Kiedy kilka tygodni temu wyszło na jaw, że Tomasz Schimscheiner zdradza swoją ciężarną żonę w burdelu, wszyscy byli pewni, że oznacza to koniec ich małżeństwa. Żona aktora tak bardzo mu jednak ufa, że nie dała wiary dowodom (przypomnijmy - wychodził w środku nocy z budynku agencji towarzyskiej - sytuacja absolutnie jednoznaczna). Tomasz wmówił jej jednak w jakiś sposób, że media kłamią.
Te zdjecia były jednoznaczne - wspominają znajomi pani Beaty pytani przez Świat i ludzie. Ale niepokoiliśmy się bez potrzeby, bo Beata podeszła do nich ze stoickim spokojem. Uznała, że to świetny żart!

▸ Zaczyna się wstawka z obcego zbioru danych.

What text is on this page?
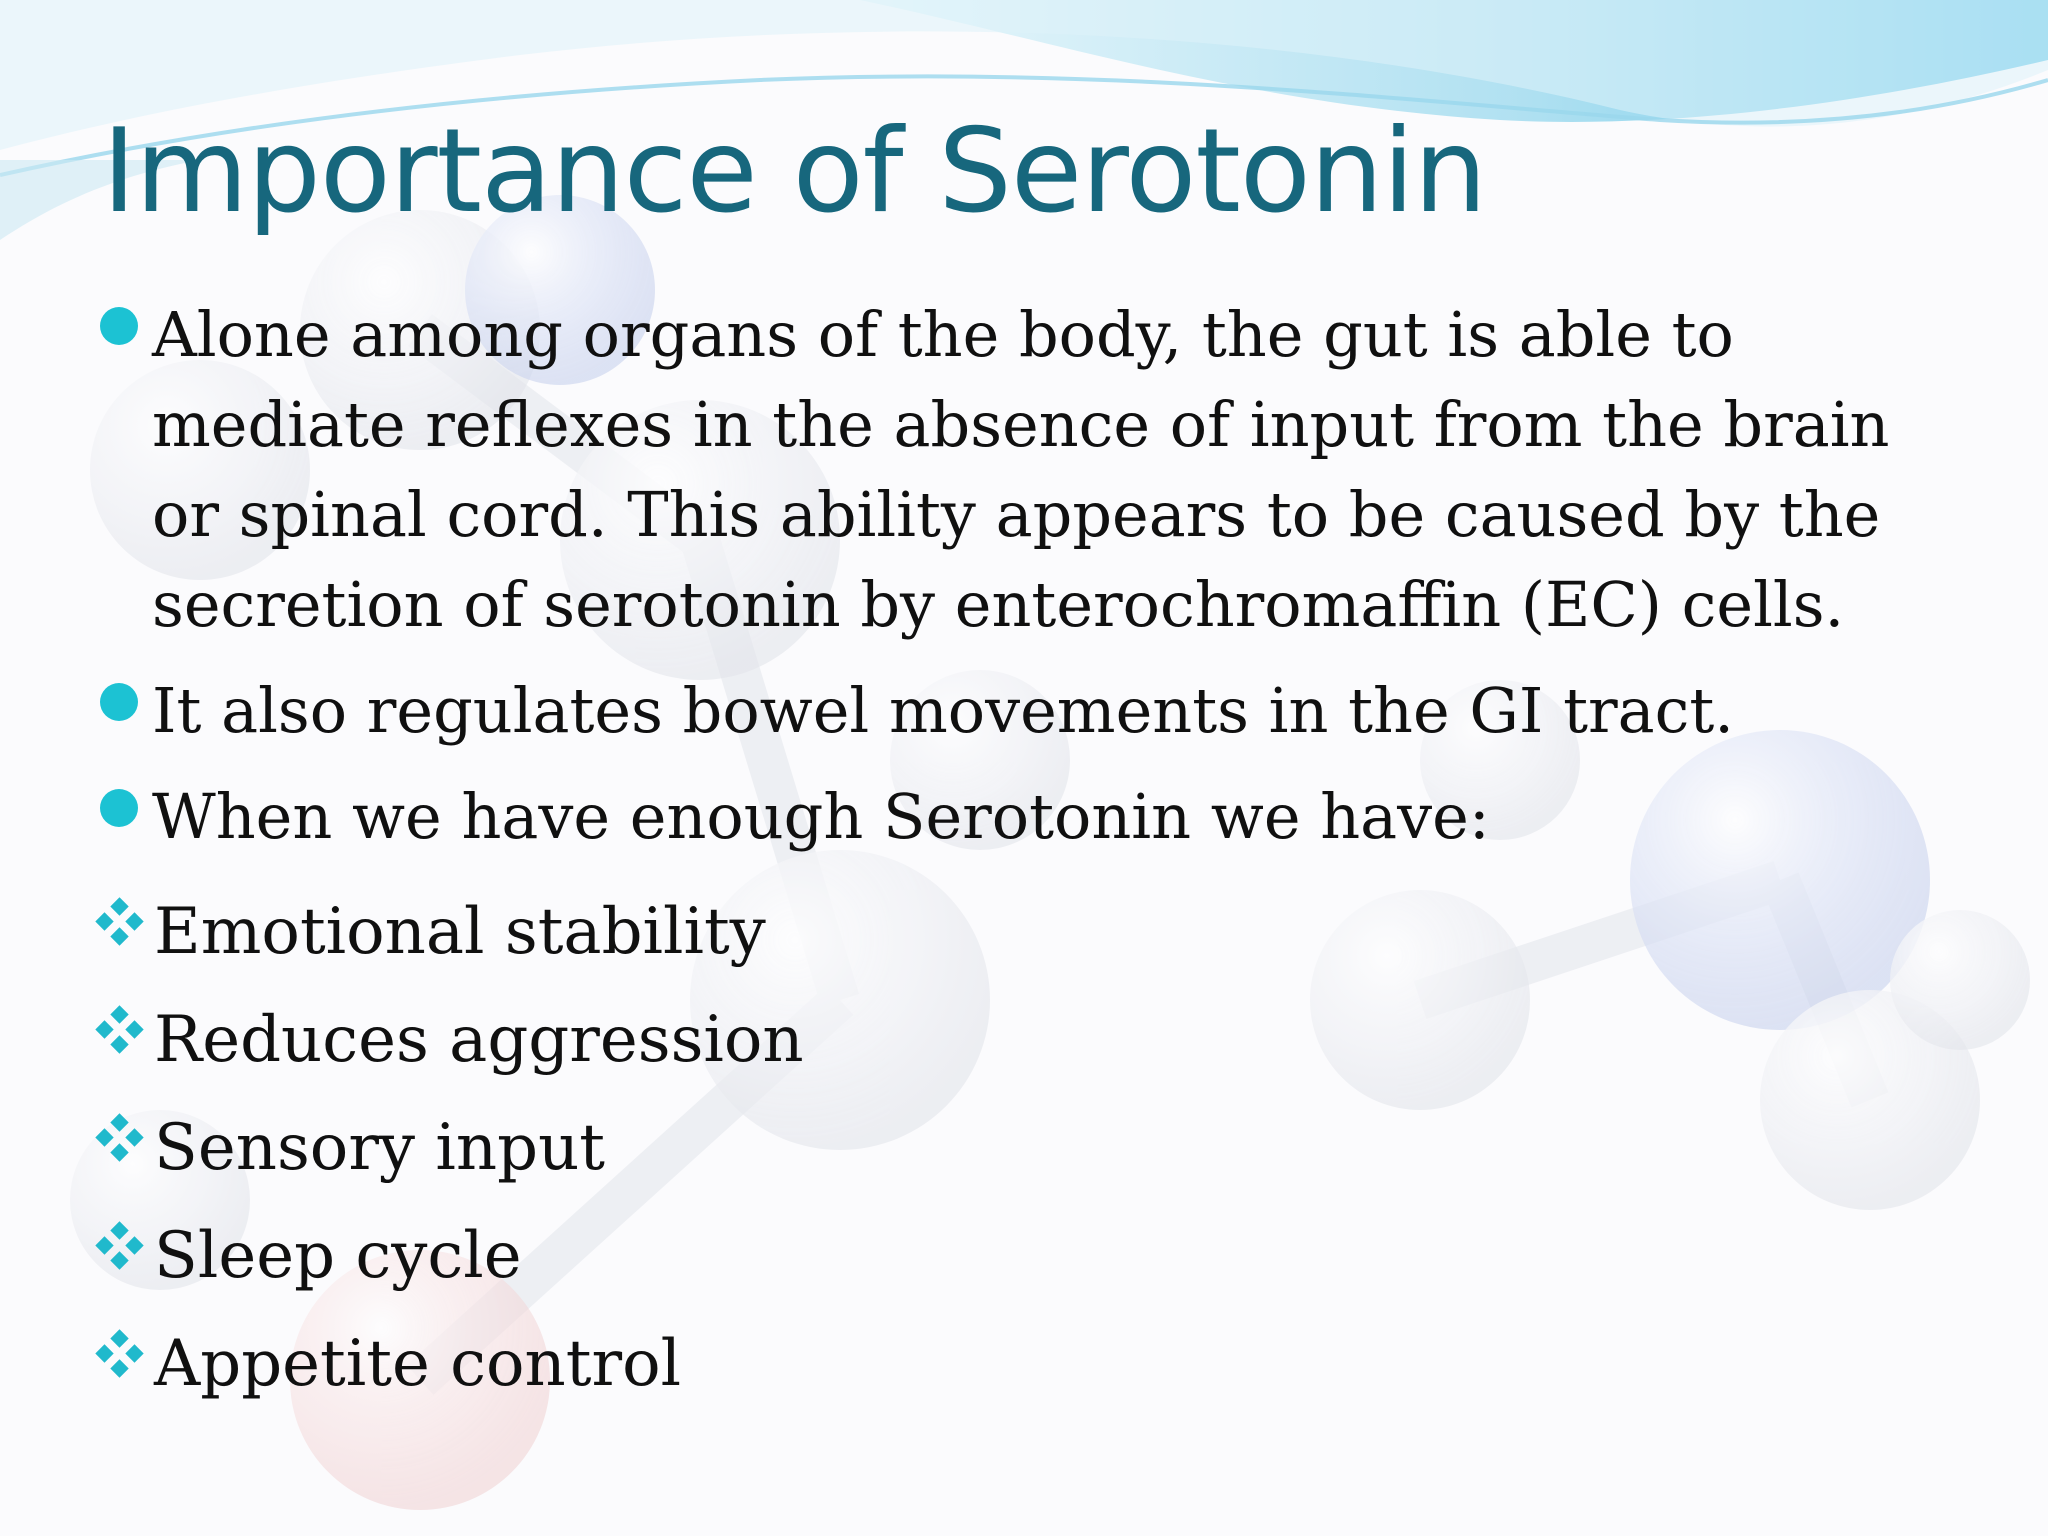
Importance of Serotonin
Alone among organs of the body, the gut is able to mediate reflexes in the absence of input from the brain or spinal cord. This ability appears to be caused by the secretion of serotonin by enterochromaffin (EC) cells.
It also regulates bowel movements in the GI tract.
When we have enough Serotonin we have:
Emotional stability
Reduces aggression
Sensory input
Sleep cycle
Appetite control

Przez wszystkie te lata pani Beata nigdy nie zwątpiła w uczucia męża. Zdążyła się przyzwyczaić, że jest człowiekiem towarzyskim - pisze tabloid. Nieraz dochodziły ją głosy o imprezach, których gośćmi były głównie przedstawicielki płci pięknej. Ale ona wiedziała jedno: w życiu jej męża liczy się tylko ona!
To kobieta z temperamentem. Gdyby nie miała do męża zaufania, przegoniłaby go na cztery wiatry - przekonują znajomi. Niestety, ufa mu aż za bardzo.
To smutna historia. Schimscheiner kilka dni po zdradzie chwalił się publicznie, jakim jest doskonałym mężem i ojcem. To chyba najbardziej zakłamany człowiek, o jakim słyszeliśmy.